Instance-aware Semantic Segmentation via Multi-task Network Cascades
This work addresses the limitation of many semantic segmentation methods in identifying object instances, providing a faster and more accurate solution for computer vision applications.
The paper tackles the problem of instance-aware semantic segmentation, which identifies individual object instances, by proposing Multi-task Network Cascades that differentiate instances, estimate masks, and categorize objects in a shared feature structure, achieving state-of-the-art accuracy on PASCAL VOC with a testing time of 360ms per image using VGG-16, which is two orders of magnitude faster than previous systems.
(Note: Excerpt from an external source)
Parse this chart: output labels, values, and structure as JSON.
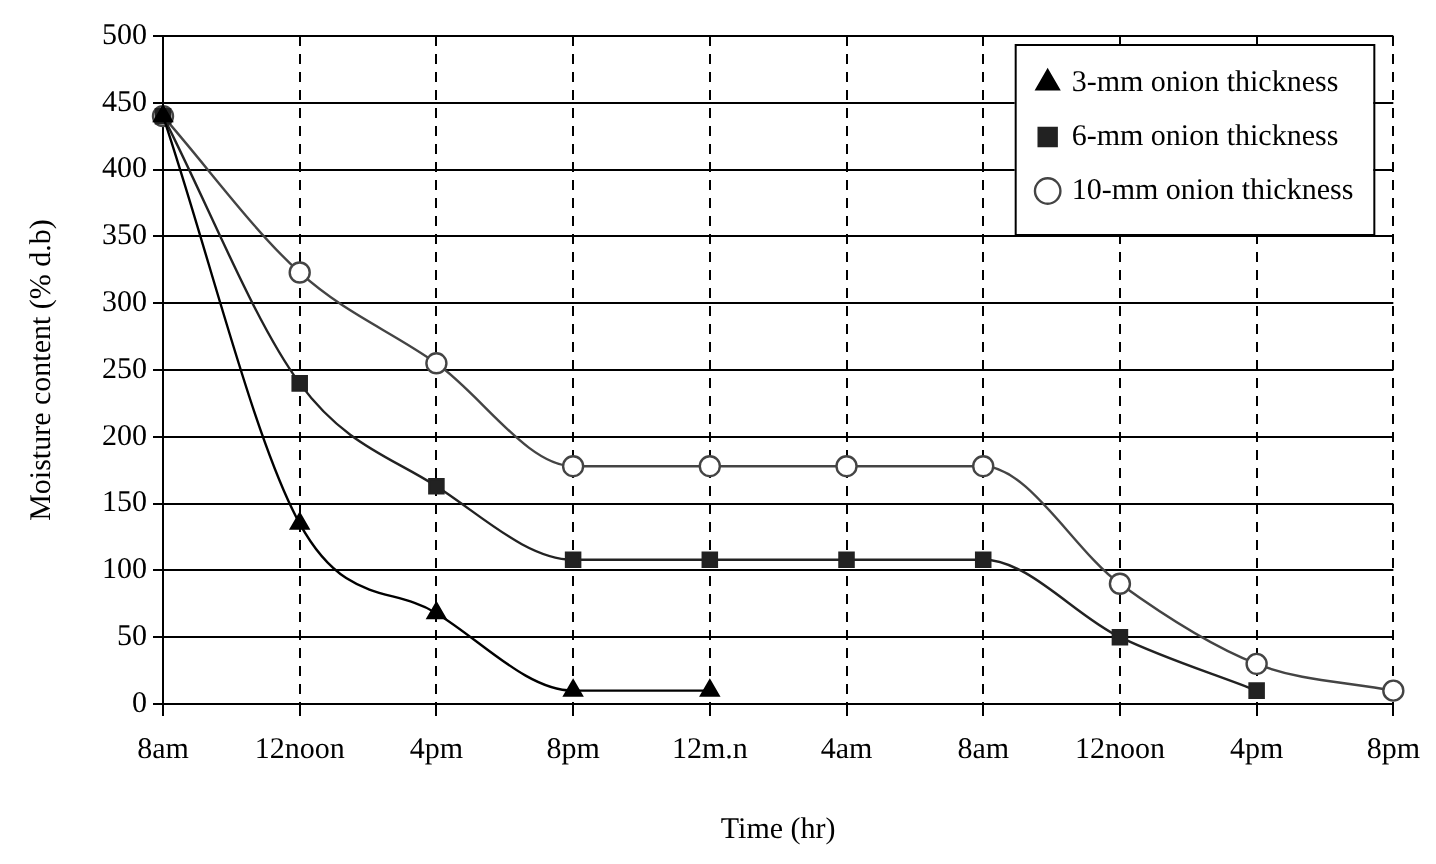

Semantic segmentation research has recently witnessed rapid progress, but many leading methods are unable to identify object instances. In this paper, we present Multi-task Network Cascades for instance-aware semantic segmentation. Our model consists of three networks, respectively differentiating instances, estimating masks, and categorizing objects. These networks form a cascaded structure, and are designed to share their convolutional features. We develop an algorithm for the nontrivial end-to-end training of this causal, cascaded structure. Our solution is a clean, single-step training framework and can be generalized to cascades that have more stages. We demonstrate state-of-the-art instance-aware semantic segmentation accuracy on PASCAL VOC. Meanwhile, our method takes only 360ms testing an image using VGG-16, which is two orders of magnitude faster than previous systems for this challenging problem. As a by product, our method also achieves compelling object detection results which surpass the competitive Fast/Faster R-CNN systems. The method described in this paper is the foundation of our submissions to the MS COCO 2015 segmentation competition, where we won the 1st place.